Récit de M. Claudius Chaumartin
Brancardier au 17ème R.I.

 

"La mort du Général Barbade et de son état-major"

Jeudi 10 septembre 1914

"Nous avançons et quittons ce camp de Mailly où nous avons tant enduré la soif et nous arrivons sur une route. Nous y trouvons le général Barbade qui se démène comme un beau diable. A notre droite se, trouve un village nommé Sompuis, un peu plus haut la voie ferrée, et on nous dit que notre bataillon est derrière le talus de la ligne. Nous avons une distance de 7 à 800 mètres à parcourir sous le feu intense des obus, mitrailleuses et balles. On n'a guère le loisir de se retourner, mais on ne peut s'empêcher de voir des morts dans ce grand champ dénudé où beaucoup de blessés nous appellent.
Un bombardement effroyable, avec obus de gros calibre que nous n'avions jamais vus a commencé depuis un moment sur le village de Sompuis qui est juste derrière nous. Je trouve le brancardier Aubry qui soutient le lieutenant Vuidard de la 5e Cie qui est blessé. Le poste de secours est établi à la gare de Sompuis mais on ne peut songer à s'y rendre.

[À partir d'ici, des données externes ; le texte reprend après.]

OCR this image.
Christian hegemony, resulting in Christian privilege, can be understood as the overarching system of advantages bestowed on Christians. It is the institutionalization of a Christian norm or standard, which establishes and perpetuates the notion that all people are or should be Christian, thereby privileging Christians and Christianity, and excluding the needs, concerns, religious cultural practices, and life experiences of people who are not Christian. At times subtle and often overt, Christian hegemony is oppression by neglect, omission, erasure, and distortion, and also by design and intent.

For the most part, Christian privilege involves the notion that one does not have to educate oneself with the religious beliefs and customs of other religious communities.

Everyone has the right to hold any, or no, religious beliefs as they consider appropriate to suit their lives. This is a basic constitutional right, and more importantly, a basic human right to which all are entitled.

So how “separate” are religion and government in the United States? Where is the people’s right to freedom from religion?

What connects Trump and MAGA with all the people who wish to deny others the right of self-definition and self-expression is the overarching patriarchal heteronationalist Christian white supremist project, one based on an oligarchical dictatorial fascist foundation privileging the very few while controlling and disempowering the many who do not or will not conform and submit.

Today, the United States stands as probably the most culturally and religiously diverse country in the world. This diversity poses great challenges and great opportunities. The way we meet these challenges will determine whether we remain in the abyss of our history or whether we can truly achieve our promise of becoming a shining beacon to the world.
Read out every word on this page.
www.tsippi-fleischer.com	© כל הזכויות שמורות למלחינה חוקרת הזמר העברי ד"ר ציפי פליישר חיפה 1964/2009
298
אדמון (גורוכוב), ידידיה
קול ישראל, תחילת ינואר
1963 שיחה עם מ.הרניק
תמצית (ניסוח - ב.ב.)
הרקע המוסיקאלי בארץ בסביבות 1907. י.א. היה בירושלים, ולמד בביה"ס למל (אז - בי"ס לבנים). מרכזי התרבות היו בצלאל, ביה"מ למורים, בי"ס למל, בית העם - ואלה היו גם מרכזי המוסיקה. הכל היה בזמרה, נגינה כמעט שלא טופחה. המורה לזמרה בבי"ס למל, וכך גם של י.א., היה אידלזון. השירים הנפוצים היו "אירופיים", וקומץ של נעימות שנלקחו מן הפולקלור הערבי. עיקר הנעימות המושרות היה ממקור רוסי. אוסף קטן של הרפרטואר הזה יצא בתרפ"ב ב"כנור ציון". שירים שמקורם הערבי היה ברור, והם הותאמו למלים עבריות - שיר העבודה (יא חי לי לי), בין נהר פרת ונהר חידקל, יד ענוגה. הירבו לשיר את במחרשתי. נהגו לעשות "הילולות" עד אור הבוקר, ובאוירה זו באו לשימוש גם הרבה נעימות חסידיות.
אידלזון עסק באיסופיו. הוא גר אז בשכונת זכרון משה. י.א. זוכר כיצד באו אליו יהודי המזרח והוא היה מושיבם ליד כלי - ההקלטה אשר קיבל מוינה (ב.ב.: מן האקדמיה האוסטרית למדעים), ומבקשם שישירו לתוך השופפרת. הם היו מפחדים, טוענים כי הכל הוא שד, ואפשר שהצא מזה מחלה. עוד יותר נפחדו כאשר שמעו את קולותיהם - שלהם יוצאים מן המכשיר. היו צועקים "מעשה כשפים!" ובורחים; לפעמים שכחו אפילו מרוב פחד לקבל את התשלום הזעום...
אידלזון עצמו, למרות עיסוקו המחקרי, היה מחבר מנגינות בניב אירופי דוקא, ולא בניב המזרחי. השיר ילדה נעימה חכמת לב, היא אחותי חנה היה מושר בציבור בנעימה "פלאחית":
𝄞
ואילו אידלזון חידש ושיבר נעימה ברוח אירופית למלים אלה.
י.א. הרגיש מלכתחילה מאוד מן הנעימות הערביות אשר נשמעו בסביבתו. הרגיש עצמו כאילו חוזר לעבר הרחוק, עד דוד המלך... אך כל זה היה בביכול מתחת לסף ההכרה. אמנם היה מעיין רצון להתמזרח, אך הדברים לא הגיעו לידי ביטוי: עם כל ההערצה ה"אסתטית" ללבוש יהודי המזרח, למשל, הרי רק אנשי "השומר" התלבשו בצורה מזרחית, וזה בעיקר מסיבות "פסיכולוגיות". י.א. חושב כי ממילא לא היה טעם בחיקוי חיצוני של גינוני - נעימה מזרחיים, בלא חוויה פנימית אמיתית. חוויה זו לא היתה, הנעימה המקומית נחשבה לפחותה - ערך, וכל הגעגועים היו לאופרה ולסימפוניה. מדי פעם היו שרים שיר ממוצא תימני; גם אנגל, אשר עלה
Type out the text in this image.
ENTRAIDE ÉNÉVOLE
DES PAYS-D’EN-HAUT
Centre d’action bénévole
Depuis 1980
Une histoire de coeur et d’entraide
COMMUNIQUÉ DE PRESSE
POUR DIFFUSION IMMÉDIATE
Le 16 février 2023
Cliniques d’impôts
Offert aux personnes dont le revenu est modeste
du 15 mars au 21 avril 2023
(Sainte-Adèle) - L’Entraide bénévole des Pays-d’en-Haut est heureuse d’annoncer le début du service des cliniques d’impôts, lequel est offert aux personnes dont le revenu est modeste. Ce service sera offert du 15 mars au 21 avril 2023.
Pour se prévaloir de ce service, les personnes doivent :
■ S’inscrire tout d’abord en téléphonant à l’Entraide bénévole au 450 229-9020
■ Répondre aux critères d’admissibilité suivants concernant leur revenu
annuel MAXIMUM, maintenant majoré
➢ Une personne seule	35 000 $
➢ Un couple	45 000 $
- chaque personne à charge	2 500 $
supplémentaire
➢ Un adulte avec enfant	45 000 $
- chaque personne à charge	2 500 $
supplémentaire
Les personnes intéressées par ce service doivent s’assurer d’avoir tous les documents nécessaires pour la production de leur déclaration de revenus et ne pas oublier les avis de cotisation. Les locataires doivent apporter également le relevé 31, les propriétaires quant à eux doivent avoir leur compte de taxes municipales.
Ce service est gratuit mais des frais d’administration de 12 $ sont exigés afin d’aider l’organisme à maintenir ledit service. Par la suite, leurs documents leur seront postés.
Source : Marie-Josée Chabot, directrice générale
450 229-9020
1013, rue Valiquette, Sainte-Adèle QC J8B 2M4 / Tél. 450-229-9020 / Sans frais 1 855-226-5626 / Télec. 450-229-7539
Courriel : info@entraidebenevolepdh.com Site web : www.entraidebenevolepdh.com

Je finissais de panser un officier de mon régiment lorsqu'un sous officier de chasseurs à cheval attaché à la brigade, blessé arrive en marchant péniblement et me demande s'il y a un volontaire pour aller relever le Général et ses officiers d'Etat-Major tous touchés par le même obus.


 

 

 

 

Je pars seul et quand une centaine de mètres plus loin dans la direction de Sompuis, je vois des hommes couchés, et des chevaux éventrés autour d'un gros trou d'obus en demi cercle à 50 mètres à gauche le long du talus du chemin de fer sont étendus.
Autour du trou, sont étendus le général Barbade, un colonel, 2 commandants, un capitaine, le lieutenant Forestier et un autre officier. C'est effrayant!
Les uns ont la moitié de la tête emportée, d'autres un bras ou une autre partie du corps et tous sont déjà tout noir. A l'exception du général qui respire encore, tous les autres sont morts. Le capitaine Chabeaudis du 17e qui était avec eux a été grièvement blessé. En même temps que moi arrivent d'autres brancardiers et un médecin auxiliaire. Le général Barbade a un trou comme un poing, au dessus de l'œil et une jambe brisée, sans compter les blessures que nous ne voyons pas. Avec des fusils, et des morceaux de bois on immobilise la jambe tant bien que mal.
A 5 ou 6 mètres devant nous contre une palissade, se trouve un sergent major de chasseurs à pied grièvement blessé par le même obus. On pansait le général lorsqu'un coup de revolver retentit. C'était ce malheureux qui venait de s'achever sans que l'on ait eu le temps de l'en empêcher.
Un commandant d'artillerie arrive, et nous fait fouiller tous les cadavres. On prend aussi tous les papiers du général. Il nous fait enlever tous les écussons et brassards des officiers de la brigade pour que les boches ne s'aperçoivent pas qu'ils ont tué un état major.
Comme nous n'avons point de brancard, nous mettons le général dans une couverture, et nous portons par chaque coin. Quand on remue trop le général, il ne peut que crier " oh, ma jambe ".
Nous le portons comme ça a peu près 2 ou 300 mètres, mais nous n'en pouvons plus car il est lourd. Nous avons un tableau effrayant devant les yeux. Des caissons complets de ravitaillement d'artillerie sont au travers de la route. Conducteurs et chevaux sont pêle-mêle et tous tués. Nous ne pouvons plus,porter le général, aussi nous le chargeons sur un caisson et j'ai appris qu'il était mort un moment après."

Extrait du carnet de route de M. Claudius Chaumartin
Brancardier au 17ème d'infanterie en garnison à Epinal
5 citations : Croix de guerre et Légion d'honneur en 1970.